Aún está soñoliento y no sabe si lo que ve es parte del sueño o un capítulo de un todo antes vivido. Ella ya no está a su lado pero distingue su silueta a contraluz colándose por la persiana del porche. Una luz densa y mielosa se ha hecho con el cuartucho que hace de salón. Resplandor herético para ser diez de noviembre. Cree estar en medio de una corpórea luz cayendo por los ventanales de una catedral. En efecto, el tiempo de repente lo ha envuelto hasta sumirlo en un intenso estado ajeno.
Ya no es la soñolencia ni el cansancio de su cuerpo ni aún menos sus sentidos de común despistados en su tediosa y corrosiva cotidianedad. Por asombroso que le parezca, y se lo parece, oh dios, hay algo que le es inauditamente extraño pero cada vez más doloroso hasta complacerle.
Vuelve a mirar la estela de ella que aún permanece afuera en el porche. Quiere encontrar puntos de referencia. Dios, es cierto.
Cada segundo como una cadena con su compás; unidades productivas elevadas a la ene. Pero esta cadencia, dios, joder. Suena la sirena, es el cambio de turno, pero suena dentro de él. Joder puede ser un ataque cardiaco, Helen, grita, pero Helen no puede escucharle porque su grito se ha ahogado antes de ser exhalado.
Helen se entrega a la melosidad de ese sol. La vida se hunde, piensa, clavada por estos momentos, sutiles y despreciablemente breves y por ello tan escasamente narcóticos. El doloroso cosquilleo del sudor le estremece hasta exorcizarla.

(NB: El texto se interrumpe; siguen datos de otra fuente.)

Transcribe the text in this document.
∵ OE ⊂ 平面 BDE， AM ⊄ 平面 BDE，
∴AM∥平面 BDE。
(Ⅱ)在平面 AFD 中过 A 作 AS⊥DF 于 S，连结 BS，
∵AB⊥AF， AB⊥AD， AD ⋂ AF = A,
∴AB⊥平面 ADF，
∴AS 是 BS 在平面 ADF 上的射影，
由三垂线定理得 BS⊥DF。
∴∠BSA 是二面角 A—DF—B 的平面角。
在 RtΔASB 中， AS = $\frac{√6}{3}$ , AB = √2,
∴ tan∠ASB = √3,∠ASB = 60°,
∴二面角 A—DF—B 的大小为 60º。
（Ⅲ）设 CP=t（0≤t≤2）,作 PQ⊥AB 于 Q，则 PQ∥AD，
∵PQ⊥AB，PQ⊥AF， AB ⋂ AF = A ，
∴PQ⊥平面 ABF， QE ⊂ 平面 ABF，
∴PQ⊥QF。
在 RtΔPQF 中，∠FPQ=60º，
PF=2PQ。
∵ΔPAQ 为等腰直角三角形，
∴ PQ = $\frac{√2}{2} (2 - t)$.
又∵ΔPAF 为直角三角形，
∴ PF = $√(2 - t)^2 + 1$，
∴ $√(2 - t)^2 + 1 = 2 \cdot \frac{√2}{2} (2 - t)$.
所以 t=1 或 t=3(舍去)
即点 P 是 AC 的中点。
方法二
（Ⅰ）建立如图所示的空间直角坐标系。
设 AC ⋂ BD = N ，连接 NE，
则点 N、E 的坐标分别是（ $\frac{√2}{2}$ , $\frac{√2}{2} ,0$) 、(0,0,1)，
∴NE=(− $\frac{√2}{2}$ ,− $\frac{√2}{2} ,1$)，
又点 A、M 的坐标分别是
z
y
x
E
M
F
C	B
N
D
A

Diez horas de cancerosa impenetrabilidad, relevos aciagos, su cuerpo se suspende en la pira funeraria de cada día de trabajo, joder la vida, la vida joder.
Y este sol se ha fugado como ella de su estación y la envuelve en una mística interrogación. Se estremece y mira como para buscar un punto de referencia a Michael. Sigue dormido, su cuerpo en una distensión total mientras en la televisión un señor de pelo blanco de 78 años dice que es presidente y grita que es tiempo de restañar heridas.